The rollout is underway, but its trajectory remains uncertain. Success will depend on whether the United States and other donors sustain their commitment to global HIV prevention, whether manufacturers can scale up production, and whether South Africa can navigate the difficult work of equitable distribution. The drug itself is proven. The question now is whether the world will provide the resources and supply to let it do what it was designed to do.
The Hearth Conversation Another angle on the story
Why does a twice-yearly shot matter so much more than a daily pill?
Because adherence is the invisible killer in prevention. A pill you have to take every day is a pill that gets missed—life gets chaotic, people travel, clinics are far away. A shot twice a year is something you can plan for, something a clinic can remind you about. It's the difference between a tool that works in theory and one that actually reaches people.
And South Africa specifically—why is this rollout happening there first?
South Africa has the infrastructure, the HIV expertise, and the urgent need. They've been fighting this epidemic longer than almost anywhere else. They have the clinics, the trained workers, the data systems. But they also have the burden—millions of people at risk. It's the right place to test whether this works at scale.
What does a U.S. aid cut actually mean on the ground?
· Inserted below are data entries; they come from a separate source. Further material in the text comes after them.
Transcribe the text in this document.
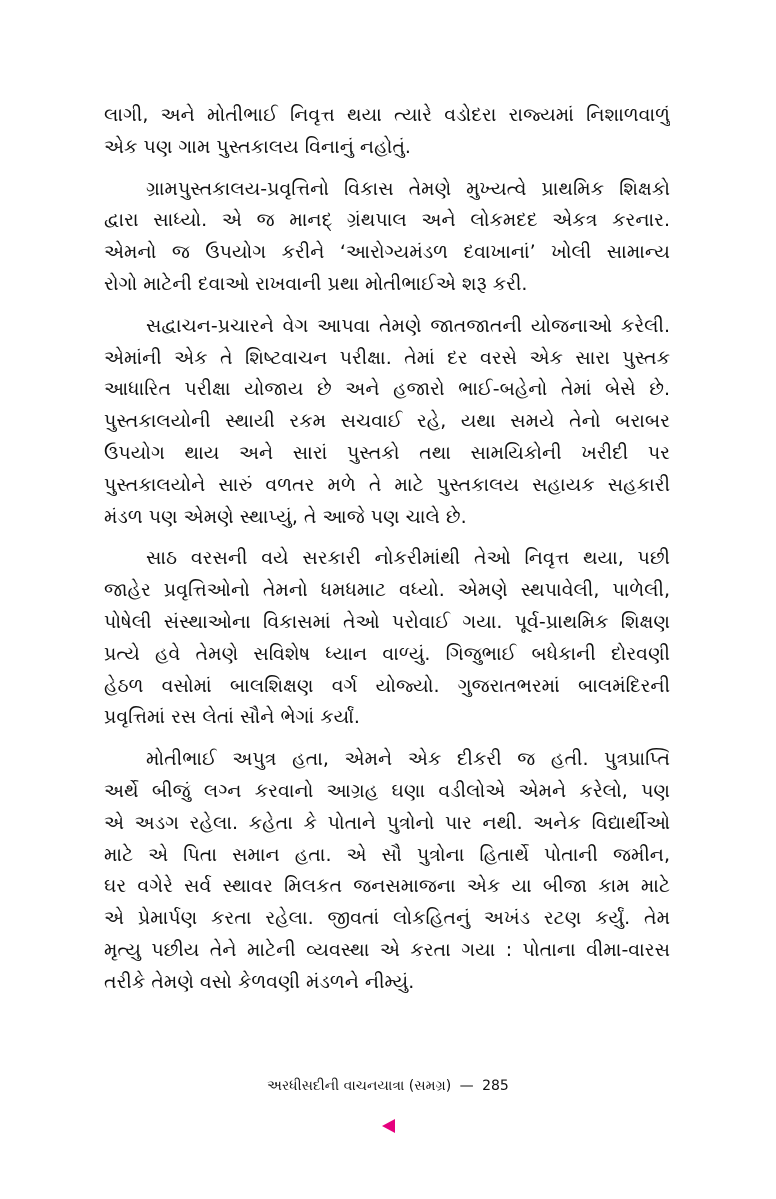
લાગી, અને મોતીભાઈ નિવૃત્ત થયા ત્યારે વડોદરા રાજ્યમાં નિશાળવાળું
એક પણ ગામ પુસ્તકાલય વિનાનું નહોતું.
ગ્રામપુસ્તકાલય-પ્રવૃત્તિનો વિકાસ તેમણે મુખ્યત્વે પ્રાથમિક શિક્ષકો
દ્વારા સાધ્યો. એ જ માનદ્ ગ્રંથપાલ અને લોકમદદ એકત્ર કરનાર.
એમનો જ ઉપયોગ કરીને ‘આરોગ્યમંડળ દવાખાનાં’ ખોલી સામાન્ય
રોગો માટેની દવાઓ રાખવાની પ્રથા મોતીભાઈએ શરૂ કરી.
સદ્વાચન-પ્રચારને વેગ આપવા તેમણે જાતજાતની યોજનાઓ કરેલી.
એમાંની એક તે શિષ્ટવાચન પરીક્ષા. તેમાં દર વરસે એક સારા પુસ્તક
આધારિત પરીક્ષા યોજાય છે અને હજારો ભાઈ-બહેનો તેમાં બેસે છે.
પુસ્તકાલયોની સ્થાયી રકમ સચવાઈ રહે, યથા સમયે તેનો બરાબર
ઉપયોગ થાય અને સારાં પુસ્તકો તથા સામયિકોની ખરીદી પર
પુસ્તકાલયોને સારું વળતર મળે તે માટે પુસ્તકાલય સહાયક સહકારી
મંડળ પણ એમણે સ્થાપ્યું, તે આજે પણ ચાલે છે.
સાઠ વરસની વયે સરકારી નોકરીમાંથી તેઓ નિવૃત્ત થયા, પછી
જાહેર પ્રવૃત્તિઓનો તેમનો ધમધમાટ વધ્યો. એમણે સ્થપાવેલી, પાળેલી,
પોષેલી સંસ્થાઓના વિકાસમાં તેઓ પરોવાઈ ગયા. પૂર્વ-પ્રાથમિક શિક્ષણ
પ્રત્યે હવે તેમણે સવિશેષ ધ્યાન વાળ્યું. ગિજુભાઈ બધેકાની દોરવણી
હેઠળ વસોમાં બાલશિક્ષણ વર્ગ યોજ્યો. ગુજરાતભરમાં બાલમંદિરની
પ્રવૃત્તિમાં રસ લેતાં સૌને ભેગાં કર્યાં.
મોતીભાઈ અપુત્ર હતા, એમને એક દીકરી જ હતી. પુત્રપ્રાપ્તિ
અર્થે બીજું લગ્ન કરવાનો આગ્રહ ઘણા વડીલોએ એમને કરેલો, પણ
એ અડગ રહેલા. કહેતા કે પોતાને પુત્રોનો પાર નથી. અનેક વિદ્યાર્થીઓ
માટે એ પિતા સમાન હતા. એ સૌ પુત્રોના હિતાર્થે પોતાની જમીન,
ઘર વગેરે સર્વ સ્થાવર મિલકત જનસમાજના એક યા બીજા કામ માટે
એ પ્રેમાર્પણ કરતા રહેલા. જીવતાં લોકહિતનું અખંડ રટણ કર્યું. તેમ
મૃત્યુ પછીય તેને માટેની વ્યવસ્થા એ કરતા ગયા : પોતાના વીમા-વારસ
તરીકે તેમણે વસો કેળવણી મંડળને નીમ્યું.
અરધીસદીની વાચનયાત્રા (સમગ્ર) — 285
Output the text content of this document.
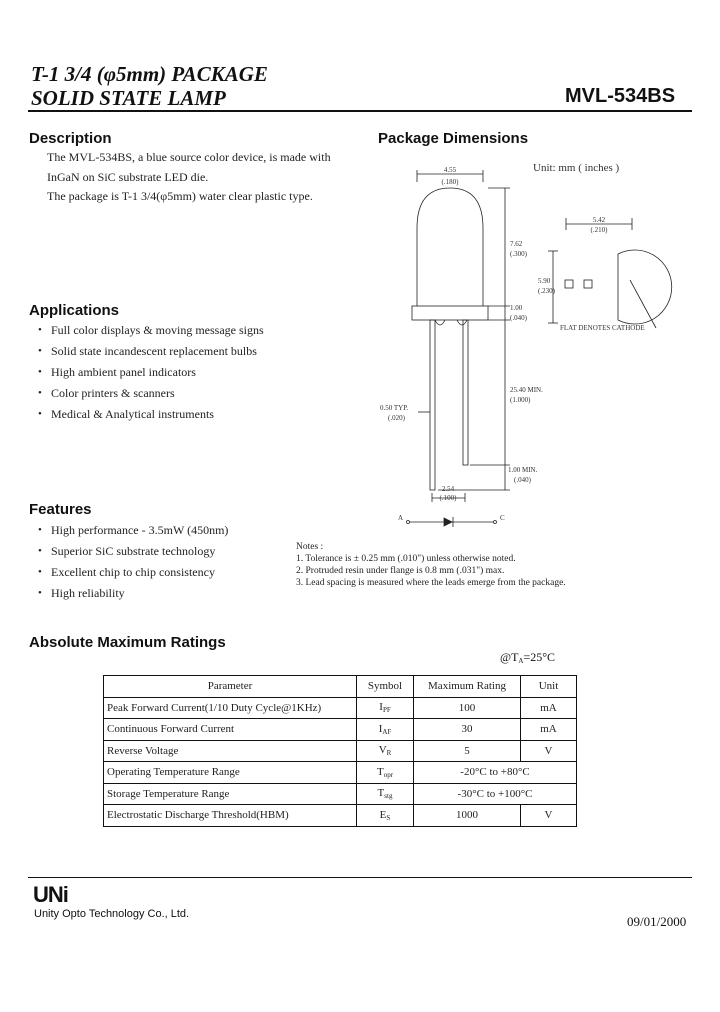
T-1 3/4 (φ5mm) PACKAGE
SOLID STATE LAMP	MVL-534BS
Description
The MVL-534BS, a blue source color device, is made with
InGaN on SiC substrate LED die.
The package is T-1 3/4(φ5mm) water clear plastic type.
Applications
• Full color displays & moving message signs
• Solid state incandescent replacement bulbs
• High ambient panel indicators
• Color printers & scanners
• Medical & Analytical instruments
Features
• High performance - 3.5mW (450nm)
• Superior SiC substrate technology
• Excellent chip to chip consistency
• High reliability
Package Dimensions
Unit: mm ( inches )
4.55
(.180)
7.62
(.300)
1.00
(.040)
25.40 MIN.
(1.000)
0.50 TYP.
(.020)
1.00 MIN.
(.040)
2.54
(.100)
5.42
(.210)
5.90
(.230)
FLAT DENOTES CATHODE
A	C
Notes :
1. Tolerance is ± 0.25 mm (.010") unless otherwise noted.
2. Protruded resin under flange is 0.8 mm (.031") max.
3. Lead spacing is measured where the leads emerge from the package.
Absolute Maximum Ratings
$@T_A=25^\circ C$
Parameter	Symbol	Maximum Rating	Unit
Peak Forward Current(1/10 Duty Cycle@1KHz)	$I_{PF}$	100	mA
Continuous Forward Current	$I_{AF}$	30	mA
Reverse Voltage	$V_R$	5	V
Operating Temperature Range	$T_{opr}$	-20°C to +80°C	
Storage Temperature Range	$T_{stg}$	-30°C to +100°C	
Electrostatic Discharge Threshold(HBM)	$E_S$	1000	V
UNi
Unity Opto Technology Co., Ltd.	09/01/2000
It means fewer doses purchased, fewer clinics equipped to administer them, fewer health workers trained. It means the people who get the shot are the ones closest to the system—not the ones furthest from it. The ones who need it most are the ones least likely to get it.
Is there a timeline for when supply might catch up?
Not a clear one. Manufacturing takes time. You can't just flip a switch and double production. And if funding is shrinking while demand is growing, you get a squeeze. That's where we are now.
What happens if this stays scarce?
Then it becomes a tool for inequality. The wealthy get protected. The vulnerable stay exposed. And the epidemic keeps moving through the populations that were always most at risk.